Michelle Bachelet surprised no one last week when she announced she was leaving her post as head of UN Women. While she did not say so explicitly, it is widely expected that Bachelet will run for president again.
Though her victory in Chile’s November presidential election is far from a sure thing, public opinion polls have been consistent in giving Bachelet a strong advantage, and she stands a good chance of returning to La Moneda, Chile’s presidential palace.
The governing coalition, will base its campaign on a strong economy and stress continuity. The question, then, is on what will Bachelet base her campaign? Chileans like Bachelet (her positive numbers hover around 75 percent), but why should they reelect her?
For many in the opposition, Bachelet represents the opportunity to return to power, and to remove the right from office. For some, this in itself is sufficient. But Chile is not the country that it was when Bachelet was first elected in 2006, nor, is it the country that she left three years ago.
The former and possibly future president will face two kinds of challenges: politics and policy. On politics, there is little doubt that a Bachelet victory will be hers, not her party’s. Her approval ratings far exceed that of the opposition parties of the Concertación, which polls at about 20 percent, while roughly two-thirds of the population identifies with no political party.
This will give her enormous leverage in the short term. As she discovered last time around, however, she will depend on the parties to get legislation through congress. There is little room in Chile for Bolivarian-style personalism.
The choice Bachelet will face is whether to use her political capital to push legislation through, or to get to work on rebuilding Chilean politics from the ground up. Whether Bachelet’s popularity is sufficient to allow her to lead this political renewal—and whether she is even interested in doing so—remains an open question, but one which she must begin to face this year, as the Concertación seeks to position itself electorally. What is clear is that there is no other political leader in Chile who has the popularity and charisma to push Chilean political institutions beyond their current crisis of legitimacy.
These political challenges are all the more daunting in that they must be met while dealing with urgent policy questions. Should Michelle Bachelet be reelected, it is unlikely that the social movements that have emerged in recent years will simply disappear. In fact, many of the university students who have taken to the streets are particularly angry with the Concertación and Bachelet because some of the policies they reject were implemented during the four Concertación governments.
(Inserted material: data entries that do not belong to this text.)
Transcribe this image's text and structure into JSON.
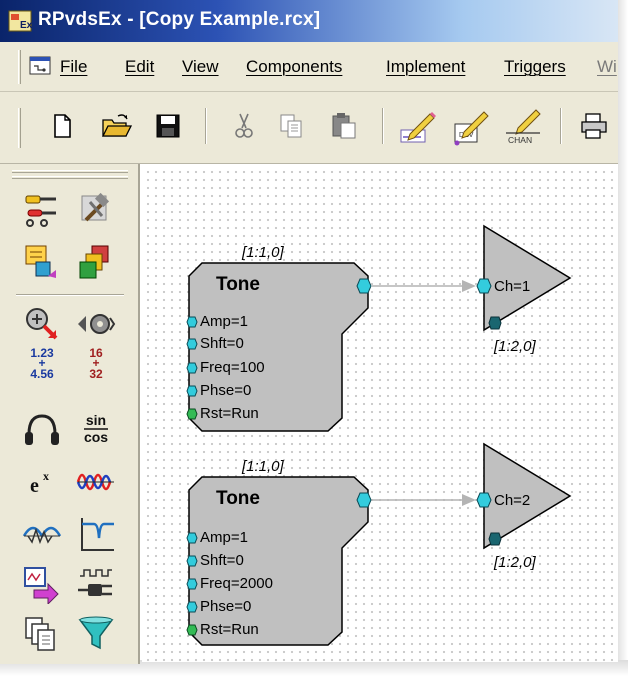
{
  "window": {
    "title": "RPvdsEx - [Copy Example.rcx]"
  },
  "menu": {
    "items": [
      "File",
      "Edit",
      "View",
      "Components",
      "Implement",
      "Triggers",
      "Wi"
    ]
  },
  "toolbar": {
    "icons": [
      "new-icon",
      "open-folder-icon",
      "save-disk-icon",
      "cut-scissors-icon",
      "copy-icon",
      "paste-icon",
      "pencil-write-icon",
      "pencil-device-icon",
      "pencil-chan-icon",
      "print-icon"
    ],
    "chan_label": "CHAN"
  },
  "palette": {
    "icons": [
      "tool-connect-icon",
      "hammer-wrench-icon",
      "component-arrange-icon",
      "cube-stack-icon",
      "probe-arrow-icon",
      "signal-gear-icon",
      "numeric-math-icon",
      "integer-math-icon",
      "headphones-icon",
      "trig-icon",
      "exponent-icon",
      "waveform-icon",
      "filter-notch-icon",
      "filter-response-icon",
      "device-arrow-icon",
      "pulse-plug-icon",
      "copy-pages-icon",
      "funnel-icon"
    ],
    "math_numbers": [
      "1.23",
      "+",
      "4.56"
    ],
    "int_numbers": [
      "16",
      "+",
      "32"
    ],
    "trig": [
      "sin",
      "cos"
    ],
    "exp": [
      "e",
      "x"
    ]
  },
  "canvas": {
    "tone_blocks": [
      {
        "position_label": "[1:1,0]",
        "title": "Tone",
        "ports": [
          "Amp=1",
          "Shft=0",
          "Freq=100",
          "Phse=0",
          "Rst=Run"
        ]
      },
      {
        "position_label": "[1:1,0]",
        "title": "Tone",
        "ports": [
          "Amp=1",
          "Shft=0",
          "Freq=2000",
          "Phse=0",
          "Rst=Run"
        ]
      }
    ],
    "outputs": [
      {
        "label": "Ch=1",
        "position_label": "[1:2,0]"
      },
      {
        "label": "Ch=2",
        "position_label": "[1:2,0]"
      }
    ]
  },
  "colors": {
    "block_fill": "#c0c0c0",
    "port_input": "#33ccdd",
    "port_reset": "#33bb55",
    "port_dark": "#1a6670",
    "wire": "#b4b4b4"
  }
}
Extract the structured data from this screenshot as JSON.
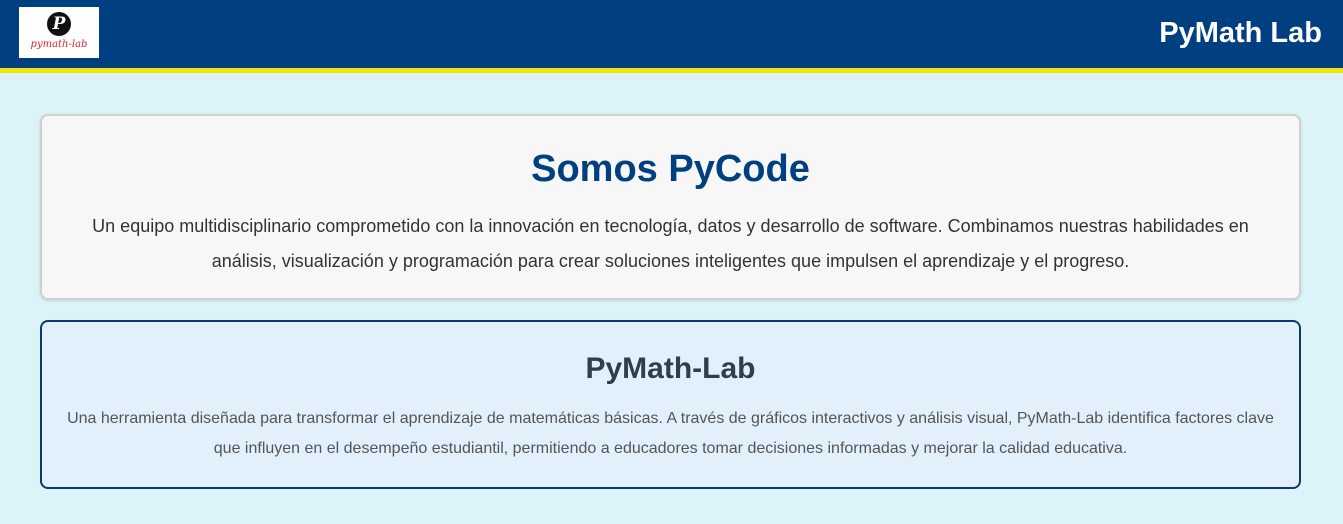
{
  "header": {
    "logo": {
      "icon": "p-monogram-icon",
      "mark": "P",
      "text": "pymath-lab"
    },
    "title": "PyMath Lab"
  },
  "about": {
    "title": "Somos PyCode",
    "text": "Un equipo multidisciplinario comprometido con la innovación en tecnología, datos y desarrollo de software. Combinamos nuestras habilidades en análisis, visualización y programación para crear soluciones inteligentes que impulsen el aprendizaje y el progreso."
  },
  "product": {
    "title": "PyMath-Lab",
    "text": "Una herramienta diseñada para transformar el aprendizaje de matemáticas básicas. A través de gráficos interactivos y análisis visual, PyMath-Lab identifica factores clave que influyen en el desempeño estudiantil, permitiendo a educadores tomar decisiones informadas y mejorar la calidad educativa."
  },
  "colors": {
    "header_bg": "#004080",
    "header_accent": "#f2e30f",
    "page_bg": "#dcf4f8",
    "title_blue": "#004080"
  }
}
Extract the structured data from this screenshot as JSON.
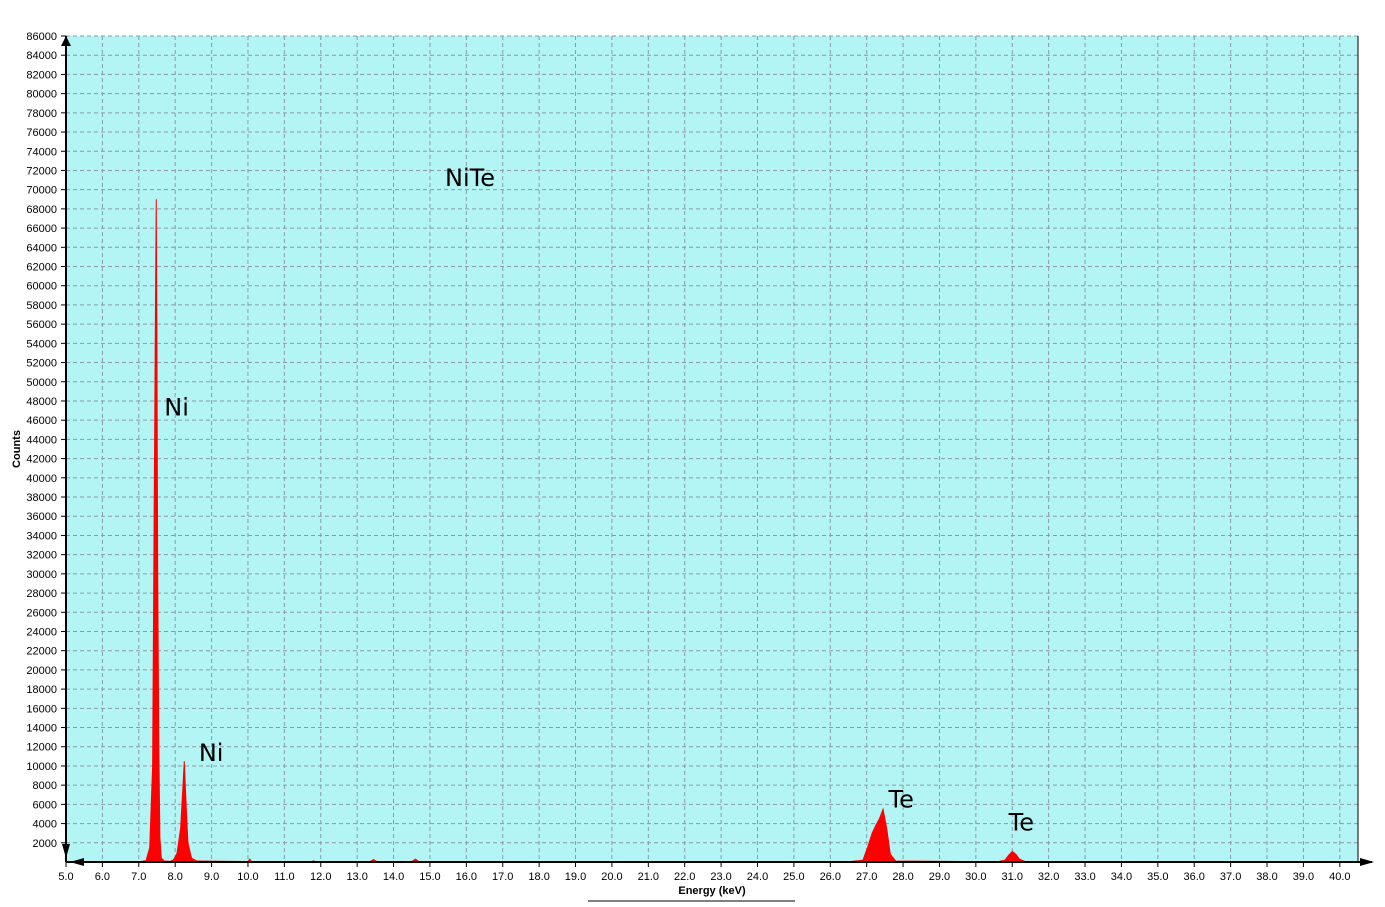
{
  "chart_data": {
    "type": "area",
    "title": "NiTe",
    "xlabel": "Energy (keV)",
    "ylabel": "Counts",
    "xlim": [
      5.0,
      40.5
    ],
    "ylim": [
      0,
      86000
    ],
    "grid": true,
    "plot_background": "#b3f5f5",
    "series_color": "#ff0000",
    "grid_color": "#8a9aa8",
    "x_ticks": [
      5.0,
      6.0,
      7.0,
      8.0,
      9.0,
      10.0,
      11.0,
      12.0,
      13.0,
      14.0,
      15.0,
      16.0,
      17.0,
      18.0,
      19.0,
      20.0,
      21.0,
      22.0,
      23.0,
      24.0,
      25.0,
      26.0,
      27.0,
      28.0,
      29.0,
      30.0,
      31.0,
      32.0,
      33.0,
      34.0,
      35.0,
      36.0,
      37.0,
      38.0,
      39.0,
      40.0
    ],
    "x_tick_labels": [
      "5.0",
      "6.0",
      "7.0",
      "8.0",
      "9.0",
      "10.0",
      "11.0",
      "12.0",
      "13.0",
      "14.0",
      "15.0",
      "16.0",
      "17.0",
      "18.0",
      "19.0",
      "20.0",
      "21.0",
      "22.0",
      "23.0",
      "24.0",
      "25.0",
      "26.0",
      "27.0",
      "28.0",
      "29.0",
      "30.0",
      "31.0",
      "32.0",
      "33.0",
      "34.0",
      "35.0",
      "36.0",
      "37.0",
      "38.0",
      "39.0",
      "40.0"
    ],
    "y_ticks": [
      2000,
      4000,
      6000,
      8000,
      10000,
      12000,
      14000,
      16000,
      18000,
      20000,
      22000,
      24000,
      26000,
      28000,
      30000,
      32000,
      34000,
      36000,
      38000,
      40000,
      42000,
      44000,
      46000,
      48000,
      50000,
      52000,
      54000,
      56000,
      58000,
      60000,
      62000,
      64000,
      66000,
      68000,
      70000,
      72000,
      74000,
      76000,
      78000,
      80000,
      82000,
      84000,
      86000
    ],
    "y_tick_labels": [
      "2000",
      "4000",
      "6000",
      "8000",
      "10000",
      "12000",
      "14000",
      "16000",
      "18000",
      "20000",
      "22000",
      "24000",
      "26000",
      "28000",
      "30000",
      "32000",
      "34000",
      "36000",
      "38000",
      "40000",
      "42000",
      "44000",
      "46000",
      "48000",
      "50000",
      "52000",
      "54000",
      "56000",
      "58000",
      "60000",
      "62000",
      "64000",
      "66000",
      "68000",
      "70000",
      "72000",
      "74000",
      "76000",
      "78000",
      "80000",
      "82000",
      "84000",
      "86000"
    ],
    "series": [
      {
        "x": [
          7.0,
          7.2,
          7.3,
          7.38,
          7.42,
          7.45,
          7.47,
          7.48,
          7.5,
          7.52,
          7.55,
          7.58,
          7.62,
          7.7,
          7.85,
          7.95,
          8.05,
          8.15,
          8.2,
          8.25,
          8.3,
          8.35,
          8.45,
          8.6,
          9.5,
          10.0,
          10.05,
          10.1,
          11.0,
          11.75,
          11.8,
          11.85,
          13.35,
          13.45,
          13.55,
          14.5,
          14.6,
          14.7,
          26.5,
          26.9,
          27.05,
          27.15,
          27.25,
          27.35,
          27.45,
          27.55,
          27.65,
          27.8,
          30.6,
          30.8,
          30.9,
          31.0,
          31.1,
          31.2,
          31.35,
          40.5
        ],
        "y": [
          0,
          150,
          1500,
          10000,
          35000,
          53000,
          64000,
          69000,
          52000,
          30000,
          12000,
          2500,
          400,
          100,
          60,
          200,
          900,
          3500,
          7000,
          10500,
          6000,
          2000,
          400,
          100,
          60,
          50,
          300,
          50,
          40,
          30,
          120,
          30,
          30,
          250,
          30,
          30,
          300,
          30,
          30,
          200,
          1800,
          3000,
          3800,
          4500,
          5500,
          3500,
          800,
          100,
          30,
          200,
          700,
          1100,
          800,
          300,
          50,
          30
        ]
      }
    ],
    "annotations": [
      {
        "text": "Ni",
        "x": 7.7,
        "y": 46500
      },
      {
        "text": "Ni",
        "x": 8.65,
        "y": 10500
      },
      {
        "text": "Te",
        "x": 27.6,
        "y": 5700
      },
      {
        "text": "Te",
        "x": 30.9,
        "y": 3300
      }
    ]
  }
}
The same is true for the Indigenous movement in southern Chile.
Bachelet also will have to deal with other outstanding issues that the Piñera government was unwilling or unable to resolve, such as Chile’s long-term energy shortage and the country’s relations with Bolivia and Peru.
This complex scenario has a silver lining: efforts at real institutional reform may go some way toward resolving both the politics and the policy. These may include profound changes to how the educational system is run and funded, how election campaigns and political parties are financed, how the Chilean state views and treats its Indigenous communities, how parties choose candidates, and how candidates are eventually elected.
Michelle Bachelet is undoubtedly aware of these challenges. Up to now, her UN responsibilities have prevented her from expressing views on current events.
In the coming months, her campaign must come up with more than a winning electoral strategy for a possible Bachelet 2.0—it must offer voters a vision for Chile 2.0 as well.